- First, Unlearningecon critiques exogenous money theories. As is often the case, I think he's right on a lot of points, but overstates the argument against the mainstream. I've always thought about the money multiplier as an upper bound determinant of the money supply, and I've always thought that's what everybody thought. Money supply is endogenously determined the actual interests of banks. It seems to me you can still have exogenous policy levers in an endogenous system, though.
- Recently I've criticized Scott Sumner for missing the point on fiscal policy and unnecessarily turning friends into enemies. He doesn't seem to get that the New Old Keynesian point is that in a liquidity trap, when monetary policy works largely through expectations, fiscal policy helps monetary policy become more effective than it otherwise would be (this is the old Krugman argument). Noah Smith makes a similar point here, arguing that simple counter-cyclical fiscal policy that dampens AD swings can reduce the cost of monetary policy.

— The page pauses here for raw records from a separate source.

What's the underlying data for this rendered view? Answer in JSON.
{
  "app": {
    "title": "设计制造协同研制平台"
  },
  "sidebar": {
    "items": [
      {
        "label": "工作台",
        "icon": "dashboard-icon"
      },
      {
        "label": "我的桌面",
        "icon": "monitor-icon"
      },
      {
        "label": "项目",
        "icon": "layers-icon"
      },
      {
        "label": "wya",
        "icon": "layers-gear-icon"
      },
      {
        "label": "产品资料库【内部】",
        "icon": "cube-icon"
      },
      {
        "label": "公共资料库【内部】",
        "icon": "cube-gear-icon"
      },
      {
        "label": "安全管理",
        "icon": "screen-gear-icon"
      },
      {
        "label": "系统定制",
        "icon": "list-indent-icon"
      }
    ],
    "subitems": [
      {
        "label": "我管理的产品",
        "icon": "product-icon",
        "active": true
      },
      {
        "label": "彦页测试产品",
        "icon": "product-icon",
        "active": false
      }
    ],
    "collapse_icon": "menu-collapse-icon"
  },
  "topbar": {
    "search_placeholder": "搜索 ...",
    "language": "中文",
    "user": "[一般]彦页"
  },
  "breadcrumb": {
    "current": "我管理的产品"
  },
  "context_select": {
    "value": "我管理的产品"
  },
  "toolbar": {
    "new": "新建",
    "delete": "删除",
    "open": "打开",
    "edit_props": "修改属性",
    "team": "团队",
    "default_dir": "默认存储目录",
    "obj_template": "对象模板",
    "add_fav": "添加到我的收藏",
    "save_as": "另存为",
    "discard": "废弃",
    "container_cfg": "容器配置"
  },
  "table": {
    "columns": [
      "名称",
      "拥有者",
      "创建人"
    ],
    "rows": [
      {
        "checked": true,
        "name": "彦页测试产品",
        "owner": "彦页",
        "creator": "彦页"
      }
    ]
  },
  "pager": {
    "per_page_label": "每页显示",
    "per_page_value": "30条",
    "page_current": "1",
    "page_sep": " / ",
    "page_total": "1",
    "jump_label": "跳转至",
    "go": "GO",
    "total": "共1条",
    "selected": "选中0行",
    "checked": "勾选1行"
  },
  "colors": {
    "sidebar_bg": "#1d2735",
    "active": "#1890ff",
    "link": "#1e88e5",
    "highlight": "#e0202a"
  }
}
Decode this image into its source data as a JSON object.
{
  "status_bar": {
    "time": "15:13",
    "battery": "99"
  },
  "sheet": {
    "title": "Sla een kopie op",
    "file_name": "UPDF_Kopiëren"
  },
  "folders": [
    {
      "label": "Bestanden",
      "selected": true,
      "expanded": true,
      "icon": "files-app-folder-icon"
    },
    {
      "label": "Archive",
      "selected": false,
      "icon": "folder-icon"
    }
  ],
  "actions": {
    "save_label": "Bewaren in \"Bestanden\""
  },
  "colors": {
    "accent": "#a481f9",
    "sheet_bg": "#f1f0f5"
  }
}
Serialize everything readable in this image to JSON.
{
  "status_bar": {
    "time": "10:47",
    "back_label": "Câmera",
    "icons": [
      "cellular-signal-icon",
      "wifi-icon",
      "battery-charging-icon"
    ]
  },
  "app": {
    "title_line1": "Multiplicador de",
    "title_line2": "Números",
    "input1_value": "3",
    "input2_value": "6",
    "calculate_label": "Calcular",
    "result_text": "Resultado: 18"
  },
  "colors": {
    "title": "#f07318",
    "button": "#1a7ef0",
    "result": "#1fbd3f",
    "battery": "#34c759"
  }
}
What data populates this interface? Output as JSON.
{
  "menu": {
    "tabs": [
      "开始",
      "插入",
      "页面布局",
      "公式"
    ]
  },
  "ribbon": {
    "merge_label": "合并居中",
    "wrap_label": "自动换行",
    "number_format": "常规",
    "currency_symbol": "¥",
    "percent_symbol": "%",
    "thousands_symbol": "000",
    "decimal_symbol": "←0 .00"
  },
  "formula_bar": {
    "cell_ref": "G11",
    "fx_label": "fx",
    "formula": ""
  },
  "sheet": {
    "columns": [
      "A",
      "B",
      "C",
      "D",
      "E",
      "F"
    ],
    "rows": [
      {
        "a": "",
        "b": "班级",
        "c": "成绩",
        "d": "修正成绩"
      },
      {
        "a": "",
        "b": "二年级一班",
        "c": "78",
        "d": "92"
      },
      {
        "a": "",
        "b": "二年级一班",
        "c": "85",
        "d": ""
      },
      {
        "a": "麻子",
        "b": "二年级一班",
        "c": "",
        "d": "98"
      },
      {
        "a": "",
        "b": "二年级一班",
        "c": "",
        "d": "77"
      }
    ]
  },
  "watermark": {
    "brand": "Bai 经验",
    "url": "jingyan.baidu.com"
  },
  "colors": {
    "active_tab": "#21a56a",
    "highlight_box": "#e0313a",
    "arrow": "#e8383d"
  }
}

- Lars Christensen cites a new paper by Boettke and Smith on robust political economy. As regular readers know, I think institutional robustness is very important, but I also think a lot of the discussions of institutional robustness have been pretty weak. One of the interesting things to me is that people who talk about robustness often claim that their opponents are idealizing an institution, when they really aren't! When there's not an appreciation of that point you have people like Mark Pennington advocating libertarianism as a solution to the unjustified idealization of people unable to really answer questions from people like me who reject libertarianism precisely because I don't think men are angels. For people like us, the issue has never been whether the Fed can be made to do "the right thing". Of course it can't. No human institution can. We have reams of historical evidence suggesting that it can't. What we say is that (1.) if the Fed or the fiscal authority for that matter were to move in X direction things would be better than worse, and (2.) removing fiscal and monetary authority to do X is unambiguously worse - half-assed is better than full retreat. You might model the fiscal or monetary authority "doing the right thing" to demonstrate point (1.), but this hardly suggests you think they will do the right thing. Again, I'd point back to Krugman (1998) which I'm really glad I read again the other week, given the flurry of discussion on monetary and fiscal stabilization recently. His whole point is to outline a policy that could be beneficial when the Fed isn't run by angels or supermen. Until the "robustness" crowd recognizes that this is what we're saying, I don't see how far these arguments can get. We know men are not angels. We never said they were. What we're saying is that half-assed pursuit of an optimal policy by non-angels will yield better results than abdication of policy-making altogether by non-angels. That doesn't mean there aren't smart institutional reforms. In the political arena, we decentralize, democratize, and constitutionally restrain precisely because these things help when you deal with non-angels. In the monetary arena, similar reforms will also help. But none of the answers that we've given (to my knowledge - correct me if I'm wrong) rely on men being angels. That would obviously be a non-starter, which is precisely why nobody assumes it.